9. De woningen van [appellant sub 2] en [appellant sub 4] vallen onder de vergunningplicht van de Hvv 2019 en omdat de waarde van hun woningen onder de grens van € 290.000 valt is deze vergunningplicht voldoende onderbouwd. [appellant sub 2] en [appellant sub 4] betogen dat het college hun desondanks geen vergunningplicht mag opleggen voor het omgezet houden van hun woningen. Het verbod van het omgezet houden van een woning kan niet worden tegengeworpen als het gaat om woningen die al omgezet waren op het moment dat dat verbod in werking trad.
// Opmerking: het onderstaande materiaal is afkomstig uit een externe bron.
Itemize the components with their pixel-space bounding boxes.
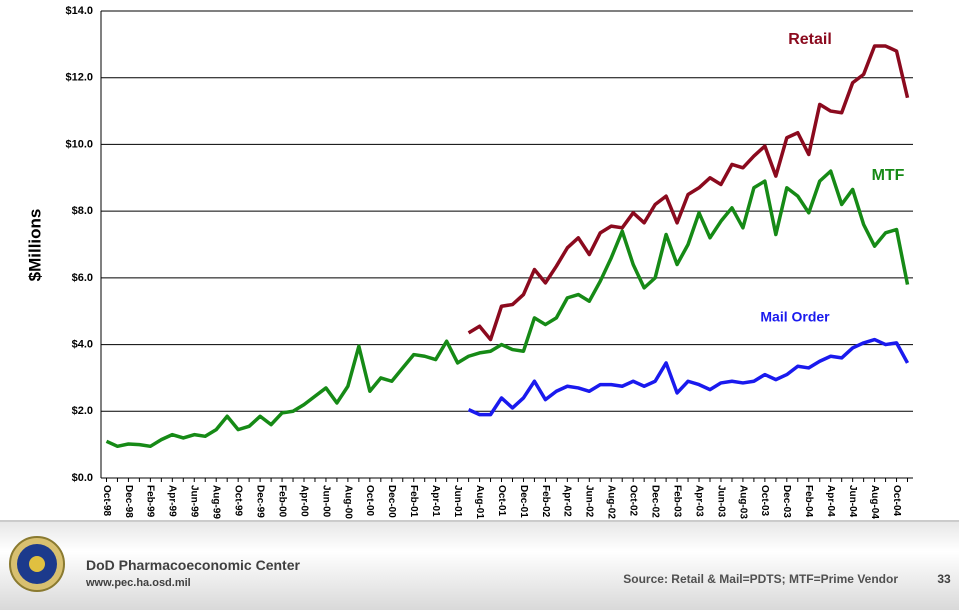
x-tick-label: Jun-00 <box>320 485 331 518</box>
footer-graphics: DoD Pharmacoeconomic Center www.pec.ha.o… <box>0 520 959 592</box>
logo-emblem <box>29 556 45 572</box>
x-tick-label: Aug-02 <box>606 485 617 519</box>
x-tick-label: Jun-02 <box>584 485 595 518</box>
x-tick-label: Feb-02 <box>540 485 551 518</box>
x-tick-label: Oct-03 <box>759 485 770 517</box>
x-tick-label: Feb-99 <box>145 485 156 518</box>
x-tick-label: Jun-01 <box>452 485 463 518</box>
chart: $Millions $0.0 $2.0 $4.0 $6.0 $8.0 $10.0 $12.0… <box>25 5 913 519</box>
x-tick-label: Aug-99 <box>211 485 222 519</box>
y-tick-label: $2.0 <box>72 405 93 417</box>
series-label: Retail <box>788 31 832 48</box>
x-tick-label: Feb-01 <box>408 485 419 518</box>
organization: DoD Pharmacoeconomic Center <box>86 557 300 573</box>
x-tick-label: Jun-99 <box>189 485 200 518</box>
x-tick-label: Jun-04 <box>847 485 858 518</box>
url: www.pec.ha.osd.mil <box>85 577 191 589</box>
x-tick-label: Apr-01 <box>430 485 441 517</box>
x-tick-label: Oct-02 <box>628 485 639 517</box>
y-tick-label: $6.0 <box>72 272 93 284</box>
series-line <box>105 169 910 449</box>
series-label: MTF <box>872 167 905 184</box>
page-number: 33 <box>937 572 951 586</box>
x-tick-label: Dec-00 <box>386 485 397 518</box>
x-tick-label: Dec-03 <box>781 485 792 518</box>
footer: DoD Pharmacoeconomic Center www.pec.ha.o… <box>0 520 959 610</box>
series-line <box>467 44 910 342</box>
y-tick-label: $8.0 <box>72 205 93 217</box>
x-tick-label: Aug-03 <box>737 485 748 519</box>
y-tick-label: $0.0 <box>72 472 93 484</box>
x-tick-label: Feb-03 <box>671 485 682 518</box>
x-tick-label: Apr-00 <box>298 485 309 517</box>
x-tick-label: Aug-00 <box>342 485 353 519</box>
x-tick-label: Oct-99 <box>233 485 244 517</box>
y-axis-label: $Millions <box>25 209 44 282</box>
series-line <box>467 337 910 417</box>
x-tick-label: Apr-04 <box>825 485 836 517</box>
y-tick-label: $10.0 <box>65 138 93 150</box>
x-tick-label: Dec-99 <box>254 485 265 518</box>
x-tick-label: Dec-02 <box>649 485 660 518</box>
x-tick-label: Aug-04 <box>869 485 880 519</box>
y-tick-label: $4.0 <box>72 338 93 350</box>
x-tick-label: Oct-98 <box>101 485 112 517</box>
series-label: Mail Order <box>760 309 830 325</box>
x-tick-label: Apr-02 <box>562 485 573 517</box>
x-tick-label: Dec-01 <box>518 485 529 518</box>
y-tick-label: $12.0 <box>65 72 93 84</box>
x-tick-label: Dec-98 <box>123 485 134 518</box>
x-tick-label: Apr-03 <box>693 485 704 517</box>
x-tick-label: Aug-01 <box>474 485 485 519</box>
x-tick-label: Oct-00 <box>364 485 375 517</box>
x-tick-label: Oct-01 <box>496 485 507 517</box>
y-tick-label: $14.0 <box>65 5 93 17</box>
x-tick-label: Jun-03 <box>715 485 726 518</box>
source-note: Source: Retail & Mail=PDTS; MTF=Prime Ve… <box>623 572 898 586</box>
x-tick-label: Feb-04 <box>803 485 814 518</box>
x-tick-label: Feb-00 <box>276 485 287 518</box>
x-tick-label: Oct-04 <box>891 485 902 517</box>
x-tick-label: Apr-99 <box>167 485 178 517</box>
Dat is volgens [appellant sub 2] en [appellant sub 4] zo, omdat het omzetten van hun woningen plaatsvond toen daarvoor geen vergunningplicht gold.
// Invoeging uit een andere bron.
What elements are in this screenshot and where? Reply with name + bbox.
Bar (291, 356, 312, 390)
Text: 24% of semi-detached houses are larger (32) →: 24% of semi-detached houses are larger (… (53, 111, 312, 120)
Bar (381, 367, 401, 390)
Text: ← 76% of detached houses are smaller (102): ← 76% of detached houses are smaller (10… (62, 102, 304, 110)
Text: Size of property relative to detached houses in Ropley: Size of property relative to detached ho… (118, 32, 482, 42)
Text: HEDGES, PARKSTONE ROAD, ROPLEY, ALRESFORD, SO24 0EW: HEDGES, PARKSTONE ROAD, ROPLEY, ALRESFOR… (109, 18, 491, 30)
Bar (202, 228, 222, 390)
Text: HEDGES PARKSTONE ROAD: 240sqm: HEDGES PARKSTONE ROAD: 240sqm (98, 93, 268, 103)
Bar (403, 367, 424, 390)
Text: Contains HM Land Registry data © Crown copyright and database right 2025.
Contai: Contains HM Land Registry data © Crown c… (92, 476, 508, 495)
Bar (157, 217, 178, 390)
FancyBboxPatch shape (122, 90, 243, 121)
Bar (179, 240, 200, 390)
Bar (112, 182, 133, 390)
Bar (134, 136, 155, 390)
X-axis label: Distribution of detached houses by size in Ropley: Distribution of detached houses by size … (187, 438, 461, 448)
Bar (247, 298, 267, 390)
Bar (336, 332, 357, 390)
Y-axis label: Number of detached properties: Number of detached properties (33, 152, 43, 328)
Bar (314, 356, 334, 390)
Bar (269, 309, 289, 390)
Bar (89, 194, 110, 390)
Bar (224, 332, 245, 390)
Het college stelt zich op het standpunt dat de woningen van [appellant sub 2] en [appellant sub 4] niet vergunningvrij zijn omgezet. Volgens het college was de kamerverhuur in hun gevallen illegaal. Het college stelt dat het omgezet houden met onmiddellijke werking kan worden tegengeworpen aan eigenaren die hun woning omgezet houden zonder over een omzettingsvergunning te beschikken. Het college stelt dat bovendien in de Beleidsregels 2018 en 2018B voor een redelijk overgangsregime is gekozen, mede gelet op de beleidsruimte die het college op dit punt heeft. Het was volgens het college voorzienbaar dat de gemeenteraad het omgezet houden van woningen voor kamerverhuur aan regels wilde onderwerpen. Ook komt betekenis toe aan de algemene belangen die met het in werking treden van het verbod gediend zijn, aldus het college.
9.1. Het verbod op het omgezet houden van woonruimte zonder vergunning valt sinds 1 juli 2017 onder artikel 21, eerste lid, onder c, van de Hw. Omdat in de huisvestingsverordening in Nijmegen die toen gold, en in de daaropvolgende huisvestingsverordeningen, is verwezen naar die bepaling, gold het verbod op het omgezet houden van woonruimte zonder omzettingsvergunning direct vanaf 1 juli 2017. In de geschiedenis van de totstandkoming van artikel 21 van de Hw (Kamerstukken II 2015/16, 34 468, nr. 3, p. 4) staat dat deze wetswijziging is ingegeven door de wens om handhavingsinstrumenten ook ten aanzien van opvolgende eigenaren te kunnen inzetten aan wie het omzetten zelf niet kan worden tegengeworpen. Hiervoor is niet van belang of de huidige eigenaar omzettingshandelingen heeft verricht of nieuwe huurders heeft toegelaten. Er is bewust voor gekozen om in de Hw geen overgangsrecht op te nemen. Hiermee wordt het mogelijk om op te treden tegen eigenaren die een woonruimte illegaal omzetten en daarna het pand doorverkopen. Zoals de Afdeling heeft geoordeeld in overweging 18.1 en 18.2 van de uitspraak van 9 september 2020, ECLI:NL:RVS:2020:2166, mag het omgezet houden zonder omzettingsvergunning in beginsel direct na inwerkingtreding aan overtreders worden tegengeworpen.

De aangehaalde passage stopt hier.